I had last felt this way in high school, desperate and frustrated and helpless. I knew it would frighten her if I told her how I felt, and so I concealed my feelings towards her, but in the sessions after this I talked about sex—dreams, impulses, episodes from the past, many of them invented. A common theme was that I was highly charged sexually and that my marriage had been awkward as a result—my wife unwilling.

"I needed it, not just for reassurance, but because I think of sex and work as being the two most powerful human drives."

This was a blatant appeal to Dr. Mylchreest's Freudianism.

She said, "And what response did you get?"

"Most of the time, not a lot," I said. "I am an incredibly passionate person."

She smiled and said something like "Anyhow."

It was her intrusive accent. She was trying to say "
Annie Hall.
" She asked me if I had seen the movie. I said yes. She reminded me of the scene where Woody Allen tells his psychiatrist that Annie is frigid: "She only wants to make love three or four times a week." At this moment Annie is telling her psychiatrist that Woody is rapacious: "He wants to make love three or four times a week."

I resented Dr. Mylchreest's using this insubstantial and jokey movie to respond to the serious point I had made. How would she like it if I compared her to one of the New York psychiatrists in a Woody Allen movie? But I resisted. I could be hurt, but I was too deeply in love with her to be discouraged.

"And polymorphous perversity," I said. "I often feel a strong urge to experiment."

"Yes?"

I was watching her closely, those eyes with their own life.

"I cannot be indiscriminate, though. Very few people in my life have moved me. I have very rarely been in love."

"When you have been in love, what has attracted you?"

"Strength, beauty, intelligence, honesty, character. It is partly physical, but it is more a kind of knowledge—looking deeply into a person's soul. There is no other word for it."

"And this feeling, does it make you happy?"

"It makes me sick."

"Go on."

"I'm sick now."

"Yes?"

"Doctor, I love you. I can't bear to be without you."

She was not fazed. She said, "This is natural, a consequence of the therapy relationship."

"I mean it."

"Of course. You are transferring. We can work through this transference love." She smiled and glanced at her watch. "Next time."

In my love I could not separate myself from Dr. Mylchreest—there was no boundary between us, we were the same person. My time was up. I felt ashamed, humiliated, but what did it matter? I was convinced of my love, but though I dragged myself away, I knew I was incomplete in leaving her. I was eager to return and yet dreading it for the way I suffered when I was with her, sitting near her when I wanted to be on her, tearing at her clothes, pounding deeper into her.

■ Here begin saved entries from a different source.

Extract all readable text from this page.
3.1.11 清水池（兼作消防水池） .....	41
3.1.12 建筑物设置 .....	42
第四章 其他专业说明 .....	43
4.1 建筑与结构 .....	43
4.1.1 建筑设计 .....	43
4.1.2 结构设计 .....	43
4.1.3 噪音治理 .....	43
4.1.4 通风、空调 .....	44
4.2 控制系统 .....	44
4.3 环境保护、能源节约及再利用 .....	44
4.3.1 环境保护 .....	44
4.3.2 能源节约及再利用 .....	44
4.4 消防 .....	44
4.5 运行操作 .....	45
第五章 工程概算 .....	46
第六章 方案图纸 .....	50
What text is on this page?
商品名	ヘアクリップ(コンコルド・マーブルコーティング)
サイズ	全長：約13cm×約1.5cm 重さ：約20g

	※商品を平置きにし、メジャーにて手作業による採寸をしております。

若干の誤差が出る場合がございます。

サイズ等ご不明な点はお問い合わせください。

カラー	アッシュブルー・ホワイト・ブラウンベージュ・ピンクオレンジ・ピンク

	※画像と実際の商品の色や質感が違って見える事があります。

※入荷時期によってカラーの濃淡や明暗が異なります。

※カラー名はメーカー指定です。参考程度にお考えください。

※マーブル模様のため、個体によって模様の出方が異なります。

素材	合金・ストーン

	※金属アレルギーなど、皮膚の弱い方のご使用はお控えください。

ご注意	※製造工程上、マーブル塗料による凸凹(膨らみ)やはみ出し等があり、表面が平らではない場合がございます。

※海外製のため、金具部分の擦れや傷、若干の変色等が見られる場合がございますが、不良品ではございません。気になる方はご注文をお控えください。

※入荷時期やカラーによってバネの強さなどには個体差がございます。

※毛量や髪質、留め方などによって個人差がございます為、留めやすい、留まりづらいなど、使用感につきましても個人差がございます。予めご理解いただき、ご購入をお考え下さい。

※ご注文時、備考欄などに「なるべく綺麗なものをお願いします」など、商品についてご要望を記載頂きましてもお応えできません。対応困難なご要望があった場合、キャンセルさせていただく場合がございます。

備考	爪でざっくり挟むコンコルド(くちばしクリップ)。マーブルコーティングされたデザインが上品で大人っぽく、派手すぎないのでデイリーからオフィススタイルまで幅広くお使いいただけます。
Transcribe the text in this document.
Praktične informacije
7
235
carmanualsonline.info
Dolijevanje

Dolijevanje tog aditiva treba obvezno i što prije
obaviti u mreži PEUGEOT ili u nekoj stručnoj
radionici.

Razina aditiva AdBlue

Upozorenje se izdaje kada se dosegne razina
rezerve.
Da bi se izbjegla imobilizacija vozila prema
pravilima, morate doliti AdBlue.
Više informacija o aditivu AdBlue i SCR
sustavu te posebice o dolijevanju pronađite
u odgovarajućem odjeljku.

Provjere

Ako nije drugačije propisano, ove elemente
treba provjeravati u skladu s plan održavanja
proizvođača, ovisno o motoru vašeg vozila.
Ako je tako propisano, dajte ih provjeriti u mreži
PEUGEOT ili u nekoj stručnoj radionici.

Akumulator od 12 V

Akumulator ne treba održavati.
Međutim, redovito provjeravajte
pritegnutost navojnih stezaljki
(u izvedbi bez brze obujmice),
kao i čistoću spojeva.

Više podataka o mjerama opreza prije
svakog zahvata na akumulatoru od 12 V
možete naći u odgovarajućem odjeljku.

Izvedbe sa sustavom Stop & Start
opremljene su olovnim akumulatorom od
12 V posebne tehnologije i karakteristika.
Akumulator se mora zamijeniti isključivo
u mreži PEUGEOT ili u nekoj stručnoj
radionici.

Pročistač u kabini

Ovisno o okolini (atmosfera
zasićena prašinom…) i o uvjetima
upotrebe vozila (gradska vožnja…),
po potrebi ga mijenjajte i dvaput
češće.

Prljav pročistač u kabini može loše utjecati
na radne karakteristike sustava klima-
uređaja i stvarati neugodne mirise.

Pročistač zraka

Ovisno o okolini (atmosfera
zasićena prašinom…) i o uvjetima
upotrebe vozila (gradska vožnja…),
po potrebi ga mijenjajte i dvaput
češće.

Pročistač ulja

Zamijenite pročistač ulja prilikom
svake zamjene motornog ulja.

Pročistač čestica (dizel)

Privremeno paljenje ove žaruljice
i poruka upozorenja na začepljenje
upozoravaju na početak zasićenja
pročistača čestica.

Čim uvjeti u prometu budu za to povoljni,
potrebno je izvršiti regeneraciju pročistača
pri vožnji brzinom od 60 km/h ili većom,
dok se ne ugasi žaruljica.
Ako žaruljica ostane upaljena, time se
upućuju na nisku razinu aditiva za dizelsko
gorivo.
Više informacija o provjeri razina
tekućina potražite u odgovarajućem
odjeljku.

It took my mind off my separation, yet it was another problem and an unexpected one. I had been numb before, not knowing what had happened to me. Now I knew the solution: to love Dr. Mylchreest and be her lover. She was my salvation. I had left Alison. It was illogical to go back. I needed to continue, to move on and find my missing half. Dr. Mylchreest was my other half, my other life. With her I was complete.

At the next session I said, "I have the strongest urge to make love to you. I can't bear the thought of living without you."